Çok şeyi kafamıza takıyoruz. Sabah ayrı gündem akşam ayrı gündem. Telefonumuza onlarca uygulamadan günde yüzlerce mesaj ve bildirim geliyor. Sadece bunları okusak bile 2-3 saatimizi aalıyor. Yönlendiriliyoruz nasıl yaşamamız gerektiğini, ne giymemiz ne içmemiz gerektiğini markalar bize zorla empoze etmeye çalışıyor.
Siyasetimiz desen ayrı dert her gün gündem değişiyor. Geçen hafta ülke gündeminde ne vardı? Diye sorsam çoğunuz cevap veremez. Madem cevap veremiyoruz neden gün boyu siyaset konuşuyoruz. Bir şeyi değiştiremeyeceksek veya etkimiz olmayacaksa bunun stresini neden çekiyoruz.
Evlerimizde yüzlerce küçük büyük eşya var. Çocuklarımızın odaları ağzına kadar oyuncakla dolu. Şunu kabul etmekte fayda var. Ne kadar gereksiz eşyalarımızı azaltılsak o karmaşadan uzak olursak o kadar mutlu oluruz. Çocuklar içinde bu durum böyle ne kadar az oyuncağı varsa çocuk az oyuncakla daha çok hayal kurar, kendini daha fazla geliştirir.
Yazının başlığında da belirttiğim gibi mutluluğun formülü basit yaşamakta. Bu her alanda böyle. Lüks bir araba aldınız dünyanın parasını ödediniz, kredi çektiniz eee bu arabanın yakıtı da fazla bakım giderleri de maliyetli en az 5 yıl bu araca kendinizi bağladınız. Her gün bu lüks araca göre kendinizi ayarlıyorsunuz. Şimdi bu durumda siz mi bu aracı aldınız yoksa araç mı sizi aldı. Bu tercihiniz size mutluluk getirdi mi. Kesinlikle hayır.

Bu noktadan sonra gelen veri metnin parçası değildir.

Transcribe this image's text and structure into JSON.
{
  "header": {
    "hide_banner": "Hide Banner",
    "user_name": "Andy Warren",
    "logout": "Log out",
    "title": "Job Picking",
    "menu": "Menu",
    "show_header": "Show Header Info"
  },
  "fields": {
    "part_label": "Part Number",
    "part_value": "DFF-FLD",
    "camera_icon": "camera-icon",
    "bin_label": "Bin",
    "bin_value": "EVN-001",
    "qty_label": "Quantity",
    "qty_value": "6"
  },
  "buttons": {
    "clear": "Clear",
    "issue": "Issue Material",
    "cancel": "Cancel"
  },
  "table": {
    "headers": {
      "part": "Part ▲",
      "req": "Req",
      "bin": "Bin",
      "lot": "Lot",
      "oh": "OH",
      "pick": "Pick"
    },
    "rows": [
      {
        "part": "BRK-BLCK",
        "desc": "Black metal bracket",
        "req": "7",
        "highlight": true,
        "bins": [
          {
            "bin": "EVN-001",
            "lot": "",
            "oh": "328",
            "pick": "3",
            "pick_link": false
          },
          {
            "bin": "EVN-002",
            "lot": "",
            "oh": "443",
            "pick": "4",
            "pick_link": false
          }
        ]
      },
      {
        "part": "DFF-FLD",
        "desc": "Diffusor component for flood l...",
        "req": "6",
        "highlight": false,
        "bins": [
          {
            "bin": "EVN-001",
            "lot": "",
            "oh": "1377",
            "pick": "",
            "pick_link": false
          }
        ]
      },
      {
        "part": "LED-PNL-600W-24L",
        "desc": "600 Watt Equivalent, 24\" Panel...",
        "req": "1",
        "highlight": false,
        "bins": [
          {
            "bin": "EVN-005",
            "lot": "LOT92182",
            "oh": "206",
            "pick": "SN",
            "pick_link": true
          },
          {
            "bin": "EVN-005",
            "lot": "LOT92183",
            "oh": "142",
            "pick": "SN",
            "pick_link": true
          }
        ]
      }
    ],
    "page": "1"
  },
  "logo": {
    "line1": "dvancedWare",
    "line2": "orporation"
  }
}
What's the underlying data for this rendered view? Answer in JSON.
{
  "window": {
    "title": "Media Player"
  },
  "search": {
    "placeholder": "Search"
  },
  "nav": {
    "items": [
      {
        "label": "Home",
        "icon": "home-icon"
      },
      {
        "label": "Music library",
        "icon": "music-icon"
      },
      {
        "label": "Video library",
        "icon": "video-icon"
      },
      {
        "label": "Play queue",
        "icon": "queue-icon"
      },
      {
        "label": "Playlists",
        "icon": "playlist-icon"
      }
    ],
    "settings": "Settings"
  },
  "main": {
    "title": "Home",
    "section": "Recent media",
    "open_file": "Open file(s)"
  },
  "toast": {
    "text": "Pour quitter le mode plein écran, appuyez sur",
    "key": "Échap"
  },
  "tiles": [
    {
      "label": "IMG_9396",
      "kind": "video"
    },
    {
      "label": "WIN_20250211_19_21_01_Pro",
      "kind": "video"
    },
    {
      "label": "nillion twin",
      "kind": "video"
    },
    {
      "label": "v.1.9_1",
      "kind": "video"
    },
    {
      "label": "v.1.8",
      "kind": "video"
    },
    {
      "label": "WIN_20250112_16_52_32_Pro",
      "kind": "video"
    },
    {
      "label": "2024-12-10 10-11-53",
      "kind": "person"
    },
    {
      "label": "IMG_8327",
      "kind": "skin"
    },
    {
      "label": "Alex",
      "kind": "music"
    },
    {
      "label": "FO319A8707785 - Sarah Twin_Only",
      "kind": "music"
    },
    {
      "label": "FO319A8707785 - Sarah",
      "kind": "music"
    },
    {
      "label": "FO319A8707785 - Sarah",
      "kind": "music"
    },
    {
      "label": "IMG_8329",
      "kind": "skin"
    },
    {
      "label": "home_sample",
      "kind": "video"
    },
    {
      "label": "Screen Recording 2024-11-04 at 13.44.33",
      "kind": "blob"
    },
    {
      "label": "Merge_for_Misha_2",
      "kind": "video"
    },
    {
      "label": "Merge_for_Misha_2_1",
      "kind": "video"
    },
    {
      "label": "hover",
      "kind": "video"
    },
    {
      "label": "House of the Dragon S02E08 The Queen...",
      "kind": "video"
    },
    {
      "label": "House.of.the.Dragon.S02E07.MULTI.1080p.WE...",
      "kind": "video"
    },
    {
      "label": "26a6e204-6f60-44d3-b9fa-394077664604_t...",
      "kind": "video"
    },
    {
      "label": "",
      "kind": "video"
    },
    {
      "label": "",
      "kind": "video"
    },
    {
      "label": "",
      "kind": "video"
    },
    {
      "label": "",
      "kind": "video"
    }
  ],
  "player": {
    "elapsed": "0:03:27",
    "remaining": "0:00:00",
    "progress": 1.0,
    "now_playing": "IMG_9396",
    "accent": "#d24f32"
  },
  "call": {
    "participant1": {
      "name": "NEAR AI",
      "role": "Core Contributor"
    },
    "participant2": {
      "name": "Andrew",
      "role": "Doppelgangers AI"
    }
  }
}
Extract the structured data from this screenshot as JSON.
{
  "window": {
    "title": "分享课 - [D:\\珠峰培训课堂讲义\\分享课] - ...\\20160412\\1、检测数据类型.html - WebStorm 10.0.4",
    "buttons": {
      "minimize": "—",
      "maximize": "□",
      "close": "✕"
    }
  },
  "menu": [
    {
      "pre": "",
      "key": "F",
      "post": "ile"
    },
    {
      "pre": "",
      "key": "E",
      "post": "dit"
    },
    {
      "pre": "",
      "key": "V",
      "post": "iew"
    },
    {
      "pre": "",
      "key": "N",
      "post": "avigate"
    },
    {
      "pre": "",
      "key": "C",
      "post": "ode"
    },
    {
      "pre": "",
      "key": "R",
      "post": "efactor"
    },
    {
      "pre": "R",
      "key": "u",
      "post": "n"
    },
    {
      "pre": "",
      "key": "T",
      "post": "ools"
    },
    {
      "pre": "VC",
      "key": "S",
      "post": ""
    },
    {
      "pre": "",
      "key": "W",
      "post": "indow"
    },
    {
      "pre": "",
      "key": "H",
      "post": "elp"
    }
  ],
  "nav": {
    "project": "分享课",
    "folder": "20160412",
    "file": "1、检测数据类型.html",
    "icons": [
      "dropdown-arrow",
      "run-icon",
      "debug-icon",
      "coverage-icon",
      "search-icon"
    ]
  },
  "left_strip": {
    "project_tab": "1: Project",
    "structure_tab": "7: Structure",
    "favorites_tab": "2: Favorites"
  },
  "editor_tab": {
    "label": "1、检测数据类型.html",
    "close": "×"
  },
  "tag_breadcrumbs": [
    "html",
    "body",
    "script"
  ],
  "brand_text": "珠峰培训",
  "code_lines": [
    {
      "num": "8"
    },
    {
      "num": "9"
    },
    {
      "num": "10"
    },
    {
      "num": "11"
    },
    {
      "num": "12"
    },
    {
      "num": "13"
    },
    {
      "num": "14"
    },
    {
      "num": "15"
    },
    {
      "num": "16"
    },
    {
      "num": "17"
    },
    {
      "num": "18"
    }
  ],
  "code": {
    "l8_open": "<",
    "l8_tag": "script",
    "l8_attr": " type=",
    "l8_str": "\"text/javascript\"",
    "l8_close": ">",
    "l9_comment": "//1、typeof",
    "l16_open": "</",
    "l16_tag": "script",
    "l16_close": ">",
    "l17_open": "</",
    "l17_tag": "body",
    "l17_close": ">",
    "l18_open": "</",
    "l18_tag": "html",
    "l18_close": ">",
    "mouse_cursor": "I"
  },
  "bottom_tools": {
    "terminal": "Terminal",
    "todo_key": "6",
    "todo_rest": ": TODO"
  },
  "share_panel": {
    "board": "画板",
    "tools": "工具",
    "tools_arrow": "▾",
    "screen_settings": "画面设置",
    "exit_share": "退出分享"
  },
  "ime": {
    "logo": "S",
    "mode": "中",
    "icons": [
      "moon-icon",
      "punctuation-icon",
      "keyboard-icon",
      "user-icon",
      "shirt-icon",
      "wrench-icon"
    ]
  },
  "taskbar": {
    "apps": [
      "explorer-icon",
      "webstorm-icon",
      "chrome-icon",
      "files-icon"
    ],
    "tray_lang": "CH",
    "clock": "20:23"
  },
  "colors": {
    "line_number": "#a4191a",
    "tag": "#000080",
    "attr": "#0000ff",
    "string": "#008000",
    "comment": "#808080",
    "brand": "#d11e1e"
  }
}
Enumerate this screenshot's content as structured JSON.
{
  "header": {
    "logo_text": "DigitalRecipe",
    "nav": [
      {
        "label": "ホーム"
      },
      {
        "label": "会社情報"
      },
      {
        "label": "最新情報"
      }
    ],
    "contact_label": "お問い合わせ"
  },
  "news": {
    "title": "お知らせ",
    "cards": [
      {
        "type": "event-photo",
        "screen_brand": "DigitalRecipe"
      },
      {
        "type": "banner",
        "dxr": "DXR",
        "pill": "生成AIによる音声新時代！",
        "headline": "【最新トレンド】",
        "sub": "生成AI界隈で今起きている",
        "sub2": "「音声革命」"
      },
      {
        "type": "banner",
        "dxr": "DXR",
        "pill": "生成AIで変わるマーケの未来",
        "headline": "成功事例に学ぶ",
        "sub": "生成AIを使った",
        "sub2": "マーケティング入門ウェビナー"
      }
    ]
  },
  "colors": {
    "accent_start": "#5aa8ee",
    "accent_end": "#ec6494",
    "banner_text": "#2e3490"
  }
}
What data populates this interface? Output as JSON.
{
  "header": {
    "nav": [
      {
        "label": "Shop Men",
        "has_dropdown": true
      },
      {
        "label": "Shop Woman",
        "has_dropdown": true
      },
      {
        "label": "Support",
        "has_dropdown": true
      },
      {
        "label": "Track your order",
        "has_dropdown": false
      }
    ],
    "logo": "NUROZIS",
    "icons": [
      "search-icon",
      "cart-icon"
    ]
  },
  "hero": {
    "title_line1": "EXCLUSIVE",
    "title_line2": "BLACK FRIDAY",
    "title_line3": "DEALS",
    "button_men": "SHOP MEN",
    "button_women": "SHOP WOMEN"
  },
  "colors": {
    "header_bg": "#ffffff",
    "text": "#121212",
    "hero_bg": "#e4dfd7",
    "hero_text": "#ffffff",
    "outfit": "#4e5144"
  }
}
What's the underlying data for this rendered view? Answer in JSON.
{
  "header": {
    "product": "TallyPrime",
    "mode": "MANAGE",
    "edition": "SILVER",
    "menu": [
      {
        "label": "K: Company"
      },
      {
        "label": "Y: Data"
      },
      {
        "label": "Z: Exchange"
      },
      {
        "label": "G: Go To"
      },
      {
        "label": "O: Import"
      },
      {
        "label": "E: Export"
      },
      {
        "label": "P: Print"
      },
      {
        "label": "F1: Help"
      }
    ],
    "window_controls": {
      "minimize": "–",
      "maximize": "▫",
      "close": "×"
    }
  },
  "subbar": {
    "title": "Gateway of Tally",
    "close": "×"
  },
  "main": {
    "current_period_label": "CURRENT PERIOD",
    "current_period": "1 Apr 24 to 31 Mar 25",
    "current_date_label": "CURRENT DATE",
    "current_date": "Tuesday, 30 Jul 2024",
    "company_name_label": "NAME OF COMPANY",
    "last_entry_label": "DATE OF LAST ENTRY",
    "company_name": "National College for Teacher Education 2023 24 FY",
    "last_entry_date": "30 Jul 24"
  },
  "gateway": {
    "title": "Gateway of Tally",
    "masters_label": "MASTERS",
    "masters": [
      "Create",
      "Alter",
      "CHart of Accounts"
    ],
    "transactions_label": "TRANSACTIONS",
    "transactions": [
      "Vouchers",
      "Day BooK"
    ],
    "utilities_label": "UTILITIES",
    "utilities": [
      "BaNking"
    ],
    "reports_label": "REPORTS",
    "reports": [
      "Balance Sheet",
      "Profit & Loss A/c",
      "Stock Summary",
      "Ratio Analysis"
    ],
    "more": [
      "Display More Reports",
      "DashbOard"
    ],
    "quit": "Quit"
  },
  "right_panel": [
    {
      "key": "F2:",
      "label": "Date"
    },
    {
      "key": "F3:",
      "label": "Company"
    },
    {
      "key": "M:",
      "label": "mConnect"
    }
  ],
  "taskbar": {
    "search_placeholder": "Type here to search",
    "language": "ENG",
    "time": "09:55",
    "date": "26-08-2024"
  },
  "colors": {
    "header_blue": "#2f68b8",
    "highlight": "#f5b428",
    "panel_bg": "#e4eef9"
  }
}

Tam tersini düşünelim. Orta halli bir araç aldınız. Ödemeleri düşük, yakıtı az yakıyor, bakım giderleri de düşük. Kafanıza göre geziyorsunuz. İşte doğru tercihiniz bu. Siz şimdi mutlusunuz. Tercihinizi basitten yana kullandınız. Yaşamayı biraz daha öğrendiniz.
Aynı dert siyasette de var. Karar verici biz değiliz ama gün boyu en yakınlarımızla bile siyasal tartışmalara girip birbirimizi kırıyoruz. Yolun sonunda vereceğimiz bir oy. Bunun için kısır tartışmalar ile yıllarımızı yiyoruz. Basit yaşamayı öğrenmeliyiz dedik. Bunun en birincil yollardan birisi de uç siyasi tartışmalardan uzak kalmaktır.
Markalar hayatınızı yönlendirmesin. Tüketim odaklı bir yaşama sürüklenirseniz kapilazm’in kucağına pat diye düşer zor kurtulursunuz. Zaman tam da İhtiyaçlarınıza odaklanıp gereksiz tüketimden kaçma vaktidir. Doğada vakit geçirin, hayvanlara saygı gösterin elinizden geldiği kadar cep telefonunuzdan uzak durun zaman geçtikçe bu hayat tarzıyla yaşamanın keyfini çıkaracaksınız.